By Jacob Sahms

Northern Irish mathematician and Christian apologist John Lennox has gone toe-to-toe with the likes of Christopher Hitchens and Richard Dawkins, but in the upcoming film Against the Tide: Finding God in the Age of Science, the seventy-six-year-old finds himself face-to-face with Hercules, Kevin Sorbo. As an Emeritus Professor of Mathematics at the University of Oxford, and with several other honors to his resume, Lennox never imagined he’d be in a film, until a viewing of God’s Not Dead changed that.

Watching the film that featured the music of Newsboys and Sorbo’s role as an atheist college professor, Lennox realized that the film quoted some of his own thoughts. The author of several works, like Can Science Explain Everything and Being Truly Human, he watched with growing admiration for Sorbo and for the elements considered in the film. And then the owner of the home turned to Lennox and proposed that the philosopher and mathematician team with Sorbo to explore some of the big ideas that overlap between faith and fact.

“My friend wondered what it would look like to have a film dealing with the big questions of life and giving Christian and science answers together,” remembered Lennox. “He had this idea that Kevin Sorbo might be the good person to be the interviewer and ask the questions. When we met with him, I could see Kevin wasn’t only a good professional actor but he was onboard with the ideas.”

Even though he openly admits that filmmaking is not his genre, Lennox acknowledges that Sorbo put him at ease, asking relevant questions that grew off of their scripted discussion. Recognizing that films were few and far between in his native Ireland seventy years ago, Lennox still seems amused that his interests, in math and language, have now put him in a motion picture.

“I was never very good at sports either,” the mathematician mused. “I was into mathematics more than general natural sciences. I had very good mathematics and language teachers and saw the relationships between the two. Grammatical structure is akin to mathematics. The wider interest came in science when we had to do theoretical physics.”

Science and math have always been in important in Lennox’s view, but he’s more interested in the way science works than in the intricacies of scientific results. That’s what he hopes people will see in the way he and Sorbo talk about faith and science together in their new film.

“There is an impression in our society that science is at war with God, that if you use the science explanation, then you can’t use the God explanation or vice versa. Science has been very successful in asking questions like, ‘How does this work? Why is this bit there?’ But it doesn’t attempt to answer questions of meaning or purpose.”

“If we’re thinking about explaining how an automobile works, we can give physics, internal combustion, etc. or an explanation involving Henry Ford. Those two explanations don’t compete but they complement. To say science can explain everything and there is no need of God is to say that physics can explain everything of the automobile and no need for Henry Ford.”

Looking at the film, Lennox sees it as an introduction to more of what he’s writing about and working on, like what he’s proposed in Can Science Explain Everything or showing in videos on JohnLennox.org. With Sorbo’s help, he sees ways that the film might hook an audience to learn more.

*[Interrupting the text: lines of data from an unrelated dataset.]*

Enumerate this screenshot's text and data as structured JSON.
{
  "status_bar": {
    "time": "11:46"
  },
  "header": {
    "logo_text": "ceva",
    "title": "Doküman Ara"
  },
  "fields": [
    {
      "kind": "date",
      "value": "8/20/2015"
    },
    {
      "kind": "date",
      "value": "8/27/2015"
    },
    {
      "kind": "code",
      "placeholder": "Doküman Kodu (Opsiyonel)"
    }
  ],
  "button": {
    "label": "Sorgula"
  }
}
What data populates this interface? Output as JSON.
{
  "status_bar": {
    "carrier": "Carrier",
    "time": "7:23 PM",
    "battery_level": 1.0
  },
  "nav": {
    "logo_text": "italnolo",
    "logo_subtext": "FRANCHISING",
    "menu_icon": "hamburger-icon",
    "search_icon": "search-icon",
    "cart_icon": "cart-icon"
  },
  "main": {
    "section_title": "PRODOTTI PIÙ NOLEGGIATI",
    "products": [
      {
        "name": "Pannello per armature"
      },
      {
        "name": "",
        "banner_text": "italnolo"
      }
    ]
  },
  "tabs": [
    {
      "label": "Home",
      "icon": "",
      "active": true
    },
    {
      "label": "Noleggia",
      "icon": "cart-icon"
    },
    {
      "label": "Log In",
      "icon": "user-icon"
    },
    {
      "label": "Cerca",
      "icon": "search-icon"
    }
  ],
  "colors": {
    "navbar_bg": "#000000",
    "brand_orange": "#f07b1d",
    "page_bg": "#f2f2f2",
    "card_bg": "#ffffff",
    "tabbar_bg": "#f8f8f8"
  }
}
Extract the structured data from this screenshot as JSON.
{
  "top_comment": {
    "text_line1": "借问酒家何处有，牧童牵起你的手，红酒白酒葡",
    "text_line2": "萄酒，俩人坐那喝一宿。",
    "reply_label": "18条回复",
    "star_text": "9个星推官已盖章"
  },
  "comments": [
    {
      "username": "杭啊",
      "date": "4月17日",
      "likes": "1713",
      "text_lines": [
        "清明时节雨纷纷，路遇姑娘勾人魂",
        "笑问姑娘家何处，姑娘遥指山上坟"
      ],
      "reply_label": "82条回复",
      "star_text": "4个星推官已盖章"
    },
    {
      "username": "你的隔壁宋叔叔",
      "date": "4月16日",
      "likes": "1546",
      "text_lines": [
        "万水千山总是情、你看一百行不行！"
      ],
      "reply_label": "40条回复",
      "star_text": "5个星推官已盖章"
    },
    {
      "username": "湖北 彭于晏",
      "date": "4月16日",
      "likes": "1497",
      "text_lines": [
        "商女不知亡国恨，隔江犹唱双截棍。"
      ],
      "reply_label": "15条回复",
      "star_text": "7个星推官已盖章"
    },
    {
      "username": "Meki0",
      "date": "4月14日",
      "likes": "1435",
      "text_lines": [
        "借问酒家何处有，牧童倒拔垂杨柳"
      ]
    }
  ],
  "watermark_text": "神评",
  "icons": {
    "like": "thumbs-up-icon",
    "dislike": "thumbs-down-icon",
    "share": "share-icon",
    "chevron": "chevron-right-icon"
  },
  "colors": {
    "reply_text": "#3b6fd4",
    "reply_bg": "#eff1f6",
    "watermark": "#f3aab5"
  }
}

“There are a number of hooks in the film, like when I am being attacked in some of the prominent debates with Hawkins and Hitchens. That gets people thinking. All the way through the film, Kevin is asking penetrating questions: those are the questions people ask. The audience can identify, ‘Oh, that’s my question! That’s something I wanted to hear about.’ The disadvantage is that you don’t have time to spell out an answer that answers a seminar or debate. We want to get across that the God Answer makes sense, and hope that people will seek to learn more.”

On November 19, audiences can see Lennox and Sorbo in Against the Tide in theaters.